The Council of State Governments hosted policymakers from across the country in June for the first meetings of its two national task forces: Healthy States and The Future of Work.

“Thank you for being willing to take on what I believe is a really important task but a heavy lift nonetheless,” said Tennessee state Sen. Bo Watson, during the opening session of the Healthy States meeting. “You are here, and were selected to be here, for a reason, and it is because of the skill set that you have around this subject.”

Watson serves as co-chair of the Healthy States Task Force with Delaware state Sen. Bryan Townsend.

“The topic is as complicated and fraught with uncertainties and policy complexities and political pitfalls as it is critical from a fiscal, economic, business and moral perspective,” Townsend said.

The Healthy States Task Force, which is divided into four subcommittees, met June 17-19 in Lexington, Kentucky, the home of CSG Headquarters. The Future of Work Task Force, also divided into four subcommittees, met in Lexington June 19-21.

Over the next two years, policymakers in both groups will survey best practices and innovative state initiatives during planned task force meetings, some of which will be held at annual CSG National Conferences. The task forces will produce reports detailing best practices and state successes in the policy areas at the end of the two years.

“The topic that we are looking at today with workforce, I can’t help but go back and say, ‘Where does it all begin?’,” said Colorado state Sen. Nancy Todd, during the opening session of The Future of Work Task Force meeting. “And it all begins in the classroom. It all begins with what we are doing in preparing our children for the future.”

Todd serves as co-chair of The Future of Work Task Force with Kansas state Sen. Carolyn McGinn.

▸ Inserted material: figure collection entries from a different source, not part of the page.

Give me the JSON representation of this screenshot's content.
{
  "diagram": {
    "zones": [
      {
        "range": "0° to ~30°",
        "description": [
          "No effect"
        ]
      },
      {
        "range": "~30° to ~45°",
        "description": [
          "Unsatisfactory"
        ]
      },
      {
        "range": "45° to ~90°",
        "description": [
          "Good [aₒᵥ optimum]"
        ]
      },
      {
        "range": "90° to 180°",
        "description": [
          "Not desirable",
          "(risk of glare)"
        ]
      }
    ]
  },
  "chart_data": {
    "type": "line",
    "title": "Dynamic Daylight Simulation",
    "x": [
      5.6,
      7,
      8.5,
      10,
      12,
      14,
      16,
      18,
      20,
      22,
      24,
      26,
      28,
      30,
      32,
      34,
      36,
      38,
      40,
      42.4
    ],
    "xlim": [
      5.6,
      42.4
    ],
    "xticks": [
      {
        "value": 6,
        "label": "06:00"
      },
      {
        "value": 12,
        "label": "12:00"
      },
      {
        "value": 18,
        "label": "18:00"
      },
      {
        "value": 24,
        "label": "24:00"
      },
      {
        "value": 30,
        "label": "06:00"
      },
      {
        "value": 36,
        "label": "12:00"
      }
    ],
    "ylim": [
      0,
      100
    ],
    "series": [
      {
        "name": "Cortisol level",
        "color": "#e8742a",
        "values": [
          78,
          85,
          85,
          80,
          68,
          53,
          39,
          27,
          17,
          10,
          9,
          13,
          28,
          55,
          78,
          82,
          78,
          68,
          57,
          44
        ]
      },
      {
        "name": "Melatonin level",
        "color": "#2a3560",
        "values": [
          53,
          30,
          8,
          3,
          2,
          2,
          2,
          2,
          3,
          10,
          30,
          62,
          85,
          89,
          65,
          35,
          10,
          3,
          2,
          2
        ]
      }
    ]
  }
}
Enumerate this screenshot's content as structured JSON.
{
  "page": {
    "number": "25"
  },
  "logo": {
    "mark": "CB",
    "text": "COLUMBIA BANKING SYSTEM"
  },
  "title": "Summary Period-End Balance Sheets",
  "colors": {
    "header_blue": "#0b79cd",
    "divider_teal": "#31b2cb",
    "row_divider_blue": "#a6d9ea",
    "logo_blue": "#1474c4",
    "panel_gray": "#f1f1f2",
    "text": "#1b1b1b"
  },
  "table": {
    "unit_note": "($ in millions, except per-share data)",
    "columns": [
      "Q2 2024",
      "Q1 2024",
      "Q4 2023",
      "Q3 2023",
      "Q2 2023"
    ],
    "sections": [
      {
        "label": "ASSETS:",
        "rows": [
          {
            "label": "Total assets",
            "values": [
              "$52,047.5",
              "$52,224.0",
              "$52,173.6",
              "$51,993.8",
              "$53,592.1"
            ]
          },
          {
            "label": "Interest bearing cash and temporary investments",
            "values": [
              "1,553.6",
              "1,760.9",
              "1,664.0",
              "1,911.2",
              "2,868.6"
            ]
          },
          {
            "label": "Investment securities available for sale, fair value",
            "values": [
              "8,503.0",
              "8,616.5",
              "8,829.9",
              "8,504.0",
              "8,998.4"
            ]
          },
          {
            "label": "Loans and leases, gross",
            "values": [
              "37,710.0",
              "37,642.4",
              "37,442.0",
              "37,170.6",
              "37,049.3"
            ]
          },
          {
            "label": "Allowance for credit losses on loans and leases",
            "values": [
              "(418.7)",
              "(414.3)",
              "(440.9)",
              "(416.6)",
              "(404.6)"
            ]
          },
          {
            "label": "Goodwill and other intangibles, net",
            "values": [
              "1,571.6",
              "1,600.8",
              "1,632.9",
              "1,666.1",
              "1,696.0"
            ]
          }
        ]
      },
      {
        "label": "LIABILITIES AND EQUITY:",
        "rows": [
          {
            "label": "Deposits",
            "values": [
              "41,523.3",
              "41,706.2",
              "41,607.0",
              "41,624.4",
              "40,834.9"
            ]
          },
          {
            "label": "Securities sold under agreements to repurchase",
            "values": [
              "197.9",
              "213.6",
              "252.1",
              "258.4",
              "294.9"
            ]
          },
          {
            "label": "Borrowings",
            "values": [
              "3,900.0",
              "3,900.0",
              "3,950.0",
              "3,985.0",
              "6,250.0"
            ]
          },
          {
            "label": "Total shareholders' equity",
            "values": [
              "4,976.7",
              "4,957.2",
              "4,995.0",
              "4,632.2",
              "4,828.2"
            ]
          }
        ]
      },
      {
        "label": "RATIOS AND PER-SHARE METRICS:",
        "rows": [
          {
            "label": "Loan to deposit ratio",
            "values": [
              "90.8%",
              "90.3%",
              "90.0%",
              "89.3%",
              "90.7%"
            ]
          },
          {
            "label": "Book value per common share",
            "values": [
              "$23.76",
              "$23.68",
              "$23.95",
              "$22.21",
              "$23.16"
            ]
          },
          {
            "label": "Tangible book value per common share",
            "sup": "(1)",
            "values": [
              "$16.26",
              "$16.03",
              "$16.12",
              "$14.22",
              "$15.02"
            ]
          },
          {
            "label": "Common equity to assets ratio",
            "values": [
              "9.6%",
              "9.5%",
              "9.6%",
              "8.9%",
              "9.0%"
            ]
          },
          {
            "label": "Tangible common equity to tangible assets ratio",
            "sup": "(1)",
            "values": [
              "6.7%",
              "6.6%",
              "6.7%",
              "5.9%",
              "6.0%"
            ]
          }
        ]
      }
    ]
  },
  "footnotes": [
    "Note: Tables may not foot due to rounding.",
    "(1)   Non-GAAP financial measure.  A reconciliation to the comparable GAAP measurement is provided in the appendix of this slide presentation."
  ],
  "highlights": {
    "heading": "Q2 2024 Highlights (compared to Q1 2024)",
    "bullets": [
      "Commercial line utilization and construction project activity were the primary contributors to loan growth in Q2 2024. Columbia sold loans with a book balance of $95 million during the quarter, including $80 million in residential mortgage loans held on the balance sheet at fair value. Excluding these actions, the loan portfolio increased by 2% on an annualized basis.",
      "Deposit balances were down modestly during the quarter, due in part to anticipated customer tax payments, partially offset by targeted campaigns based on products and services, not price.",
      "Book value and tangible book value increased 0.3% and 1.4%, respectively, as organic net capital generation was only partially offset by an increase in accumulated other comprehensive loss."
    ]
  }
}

McGinn described the past, present and future of the workforce —from the various trades of immigrants to the impact of generations entering the workforce now.

She recalled being a kid watching the Jetsons and not believing the show would ever become a reality.

“Now, when we think about autonomous cars, we’re getting pretty close to that,” she said. “So, we’ve gone a long way in technology.”

Over the three-day task force meetings, policymakers set goals for the next two years within their subcommittees and listened to public and private-sector speakers with expertise in the policy area. In addition to overall co-chairs, each subcommittee of the Healthy States and The Future of Work task forces has two co-chairs and 10 members.

“Two years is the least it’s going to take to tackle all of this, but we think it can be done,” Townsend said, referring to the work of the four Healthy States subcommittees: What’s Next? Leveraging Innovation; State Health Systems and Return on Investment; Capacity, Preparedness and Resiliency; and Interventions to Save Lives.

Townsend said that even though federal developments could dramatically change some of the topics discussed by the Healthy States Task Force members, CSG has created an opportunity for policymakers to come together, learn from each other, and carry useful information back to their states.

The Future of Work subcommittees are The Workforce of Tomorrow; Smart Government; What’s Next? Embracing the Future; and Equity and Inclusion.

Todd offered this advice to members of The Future of Work Task Force as she prepared to move through each group during the event: “Listen to each other. Think about different perspectives. ‘My way is the highway’ will never work in a good, collaborative setting.”